Mulchaich Kiln excav 16th Aug13 008

NOSAS members working at Mulchaich 16th August 2013

Over the years tradition has had it that there are the remains of a distillery dating back to the 18th Century at Mulchaich Farm, located in the district of Ferintosh on the Black Isle. The distillery site is about 200m NW of the farm and was previously unrecorded; it was in a sorry state being quite overgrown with whins and with the few open areas grossly trampled by cattle. In 2009 members of the North of Scotland Archaeological Society began a project which had as one of its aims the surveying and recording of the distillery site and that of the neighbouring chambered cairn (HER MHG 9083). The project also included a limited amount of historical documentary research following which a report was produced – see also Appendix II below for further details.

It was felt that together with the chambered cairn the distillery site would make an interesting and attractive place for people to visit. The landowners, the Dalgetty family, were happy to oblige with permission and for this we are very grateful. In addition the Adopt-a-Monument Scheme hosted by Archaeology Scotland were keen to help us with advice and limited funding, so in October 2012 NOSAS began a second phase of work at Mulchiach, preparing the site for public presentation. It is this later project that forms the chief focus of the following article.
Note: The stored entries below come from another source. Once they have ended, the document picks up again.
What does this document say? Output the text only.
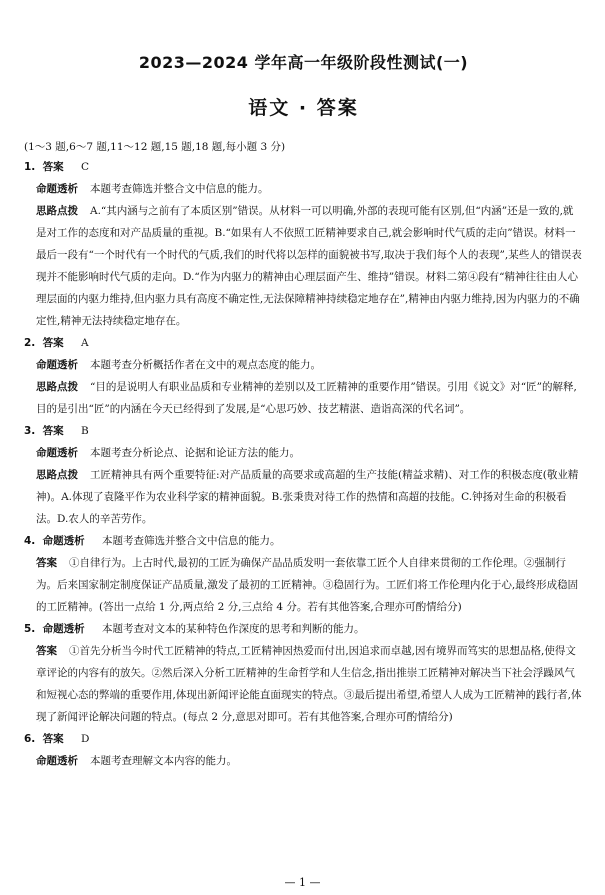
2023—2024 学年高一年级阶段性测试(一)
语文 · 答案
(1～3 题,6～7 题,11～12 题,15 题,18 题,每小题 3 分)
1. 答案 C
命题透析 本题考查筛选并整合文中信息的能力。
思路点拨 A.“其内涵与之前有了本质区别”错误。从材料一可以明确,外部的表现可能有区别,但“内涵”还是一致的,就是对工作的态度和对产品质量的重视。B.“如果有人不依照工匠精神要求自己,就会影响时代气质的走向”错误。材料一最后一段有“一个时代有一个时代的气质,我们的时代将以怎样的面貌被书写,取决于我们每个人的表现”,某些人的错误表现并不能影响时代气质的走向。D.“作为内驱力的精神由心理层面产生、维持”错误。材料二第④段有“精神往往由人心理层面的内驱力维持,但内驱力具有高度不确定性,无法保障精神持续稳定地存在”,精神由内驱力维持,因为内驱力的不确定性,精神无法持续稳定地存在。
2. 答案 A
命题透析 本题考查分析概括作者在文中的观点态度的能力。
思路点拨 “目的是说明人有职业品质和专业精神的差别以及工匠精神的重要作用”错误。引用《说文》对“匠”的解释,目的是引出“匠”的内涵在今天已经得到了发展,是“心思巧妙、技艺精湛、造诣高深的代名词”。
3. 答案 B
命题透析 本题考查分析论点、论据和论证方法的能力。
思路点拨 工匠精神具有两个重要特征:对产品质量的高要求或高超的生产技能(精益求精)、对工作的积极态度(敬业精神)。A.体现了袁隆平作为农业科学家的精神面貌。B.张秉贵对待工作的热情和高超的技能。C.钟扬对生命的积极看法。D.农人的辛苦劳作。
4. 命题透析 本题考查筛选并整合文中信息的能力。
答案 ①自律行为。上古时代,最初的工匠为确保产品品质发明一套依靠工匠个人自律来贯彻的工作伦理。②强制行为。后来国家制定制度保证产品质量,激发了最初的工匠精神。③稳固行为。工匠们将工作伦理内化于心,最终形成稳固的工匠精神。(答出一点给 1 分,两点给 2 分,三点给 4 分。若有其他答案,合理亦可酌情给分)
5. 命题透析 本题考查对文本的某种特色作深度的思考和判断的能力。
答案 ①首先分析当今时代工匠精神的特点,工匠精神因热爱而付出,因追求而卓越,因有境界而笃实的思想品格,使得文章评论的内容有的放矢。②然后深入分析工匠精神的生命哲学和人生信念,指出推崇工匠精神对解决当下社会浮躁风气和短视心态的弊端的重要作用,体现出新闻评论能直面现实的特点。③最后提出希望,希望人人成为工匠精神的践行者,体现了新闻评论解决问题的特点。(每点 2 分,意思对即可。若有其他答案,合理亦可酌情给分)
6. 答案 D
命题透析 本题考查理解文本内容的能力。
— 1 —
Mulchaich Farm, west settlement and chambered cairn – Aerial photo taken from the north

Mulchaich Farm, distillery site (west settlement) and chambered cairn – Aerial photo taken from the north

The Mulchaich Kiln

The main thrust of the work during the summer of 2013 was targeted at the kiln where the barley or bere, which had been allowed to germinate, would have been made into malt by gently heating it until it was dry . The kiln had all the characteristics of a corn drying kiln and the purpose of our exercise was to clear the rubbish that was inside it so that its features could be displayed and we could interpret them for visitors. The work was carried out as if it was an excavation; nothing structural was removed, everything was recorded as we went along, photographs were taken at all stages and a report was subsequently published.

The kiln bowl had been constructed on a small mound of glacial till which had been levelled off to form a platform. The platform was built up on the east side and reinforced with boulders and the kiln bowl itself was sunk into the natural morainic till by 200mm; likewise the flue and the area in front of the entrance which was sunk by 500mm.